THEY begin with a dead dog, shadowy footsteps, confiscated books. Soon the National Gallery is purged; eerie towers survey the coast; mobs stalk the countryside destroying artworks - and those who resist.
THEY capture dissidents - writers, painters, musicians, even the unmarried and childless - in military sweeps, 'curing' these subversives of individual identity.
Survivors gather together as cultural refugees, preserving their crafts, creating, loving and remembering. But THEY make it easier to forget ...
Lost for half a century, newly introduced by Carmen Maria Machado, Kay Dick's They (1977) is a rediscovered dystopian masterpiece of art under attack: a cry from the soul against censorship, a radical celebration of non-conformity - and a warning.

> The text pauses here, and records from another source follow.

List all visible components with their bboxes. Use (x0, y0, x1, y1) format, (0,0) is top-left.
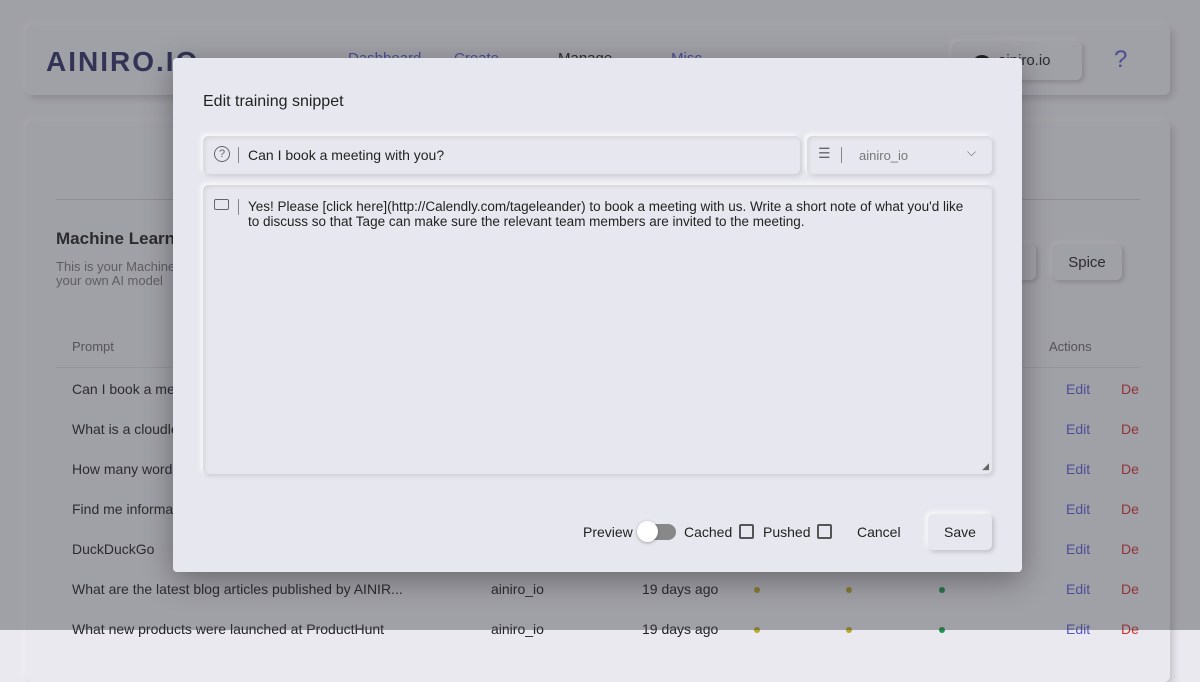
type-value: ainiro_io (859, 148, 909, 163)
completion-value: Yes! Please [click here](http://Calendly… (248, 199, 964, 229)
toggle-knob (637, 521, 658, 542)
list-icon: ☰ (818, 145, 831, 161)
pushed-label: Pushed (763, 524, 811, 540)
separator (841, 147, 842, 163)
cached-label: Cached (684, 524, 733, 540)
prompt-input[interactable]: ? Can I book a meeting with you? (203, 136, 800, 174)
chevron-down-icon: ⌵ (967, 145, 977, 159)
dialog-title: Edit training snippet (203, 93, 344, 110)
separator (238, 147, 239, 163)
prompt-value: Can I book a meeting with you? (248, 147, 445, 163)
completion-textarea[interactable]: Yes! Please [click here](http://Calendly… (203, 185, 992, 474)
cached-checkbox[interactable] (739, 524, 754, 539)
type-select[interactable]: ☰ ainiro_io ⌵ (807, 136, 992, 174)
preview-toggle[interactable] (637, 521, 676, 542)
question-icon: ? (214, 146, 230, 162)
resize-handle-icon[interactable]: ◢ (982, 461, 989, 472)
edit-snippet-dialog: Edit training snippet ? Can I book a mee… (173, 58, 1022, 572)
pushed-checkbox[interactable] (817, 524, 832, 539)
text-icon (214, 199, 229, 210)
preview-label: Preview (583, 524, 633, 540)
cancel-button[interactable]: Cancel (857, 524, 901, 540)
separator (238, 199, 239, 215)
save-button[interactable]: Save (928, 514, 992, 550)
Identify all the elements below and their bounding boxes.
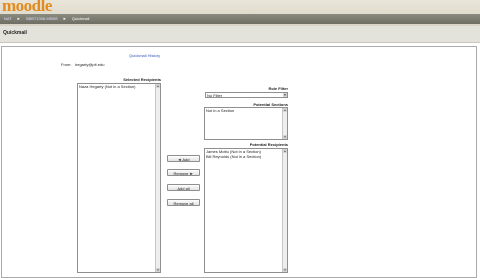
breadcrumb-current: Quickmail xyxy=(71,16,90,21)
breadcrumb: NAT ► SBBT1306.MSBS ► Quickmail xyxy=(0,14,480,24)
add-all-button[interactable]: Add all xyxy=(167,184,200,191)
top-header: moodle NAT ► SBBT1306.MSBS ► Quickmail xyxy=(0,0,480,26)
from-value: hegarty@pit.edu xyxy=(75,62,105,67)
remove-all-button[interactable]: Remove all xyxy=(167,199,200,206)
scroll-down-icon[interactable]: ▼ xyxy=(283,268,287,272)
selected-recipients-list[interactable]: Naza Hegarty (Not in a Section) ▲ ▼ xyxy=(77,83,161,273)
chevron-down-icon[interactable]: ▼ xyxy=(283,93,287,97)
page-header-bar: Quickmail xyxy=(0,26,480,43)
potential-section-item[interactable]: Not in a Section xyxy=(205,108,287,113)
remove-button[interactable]: Remove ► xyxy=(167,169,200,176)
breadcrumb-separator-1: ► xyxy=(16,16,21,21)
breadcrumb-separator-2: ► xyxy=(62,16,67,21)
page-title: Quickmail xyxy=(3,30,27,36)
role-filter-select[interactable]: No Filter ▼ xyxy=(205,92,288,98)
add-button[interactable]: ◄ Add xyxy=(167,155,200,162)
selected-recipients-heading: Selected Recipients xyxy=(123,77,161,82)
selected-recipient-item[interactable]: Naza Hegarty (Not in a Section) xyxy=(78,84,160,89)
from-label: From: xyxy=(61,62,72,67)
potential-recipients-list[interactable]: James Mottu (Not in a Section) Bill Reyn… xyxy=(204,148,288,273)
quickmail-history-link[interactable]: Quickmail History xyxy=(129,53,160,58)
potential-sections-list[interactable]: Not in a Section ▲ ▼ xyxy=(204,107,288,140)
scroll-down-icon[interactable]: ▼ xyxy=(283,135,287,139)
scroll-down-icon[interactable]: ▼ xyxy=(156,268,160,272)
scroll-up-icon[interactable]: ▲ xyxy=(156,84,160,88)
role-filter-value: No Filter xyxy=(207,93,223,98)
selected-recipients-scrollbar[interactable]: ▲ ▼ xyxy=(155,84,160,272)
potential-recipients-scrollbar[interactable]: ▲ ▼ xyxy=(282,149,287,272)
scroll-up-icon[interactable]: ▲ xyxy=(283,108,287,112)
potential-recipients-heading: Potential Recipients xyxy=(249,142,288,147)
breadcrumb-home[interactable]: NAT xyxy=(4,16,12,21)
potential-recipient-item[interactable]: Bill Reynolds (Not in a Section) xyxy=(205,154,287,159)
role-filter-heading: Role Filter xyxy=(268,86,288,91)
scroll-up-icon[interactable]: ▲ xyxy=(283,149,287,153)
potential-sections-scrollbar[interactable]: ▲ ▼ xyxy=(282,108,287,139)
breadcrumb-course[interactable]: SBBT1306.MSBS xyxy=(26,16,58,21)
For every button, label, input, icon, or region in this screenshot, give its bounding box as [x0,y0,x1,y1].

'Delicious and sexy and downright chilling ... Read it!' Rumaan Alam
'Crystalline ... The signature of an enchantress.' Edna O'Brien
'I'm pretty wild about this paranoid, terrifying 1977 masterpiece.' Lauren Groff
'Deft, dread filled, hypnotic and hopeful. Completely got under my skin.' Kiran Millwood Hargrave
'Lush, hypnotic, compulsive ... A reminder of where groupthink leads.' Eimear McBride
'A masterwork of English pastoral horror: eerie and bewitching.' Claire-Louise Bennett
'A short shocker: creepy, disturbing, distressing and highly enjoyable.' Andrew Hunter Murray
'A fascinating, rare book: prophetic, chilling and a reminder from the past that we have everything to fight for in the future.' Salena Godden
PUBLISHERS WEEKLY
Harsh punishments await anyone bucking society's norms in this eerie, atmospheric story from English writer Dick (1915–2001) first published in 1977 (before The Two Faces of Robert Just, as Jeremy Scott). The unnamed, ungendered narrator is a writer living on the English coast who spends their time visiting other writers and artists. Meanwhile, a group known only as "they" are bent on destroying art and literature and on punishing artists. The anonymous band lurks in the countryside, pilfering books and artworks, and punishing those who refuse to give up their creative enterprises. When a writer refuses to burn her manuscript, the group severely burns her writing hand. But the attacks are also haphazard and often leave people unscathed, creating uncertainty as artists continue about their business. The narrator, meanwhile, rejects encouragement to give up living alone ("They fear solitary living, therefore envy it," a friend says), even as "they" become more aggressive. The faceless nature of the antagonists—whose philosophy, goals, and power structures are unspoken—runs counter to other mid-century dystopian tales and leaves space for interpretation. In place of plot, Dick creates a pervasive sense of dread for those who give their lives to art. This unsettling dreamlike endeavor is a worthy rediscovery.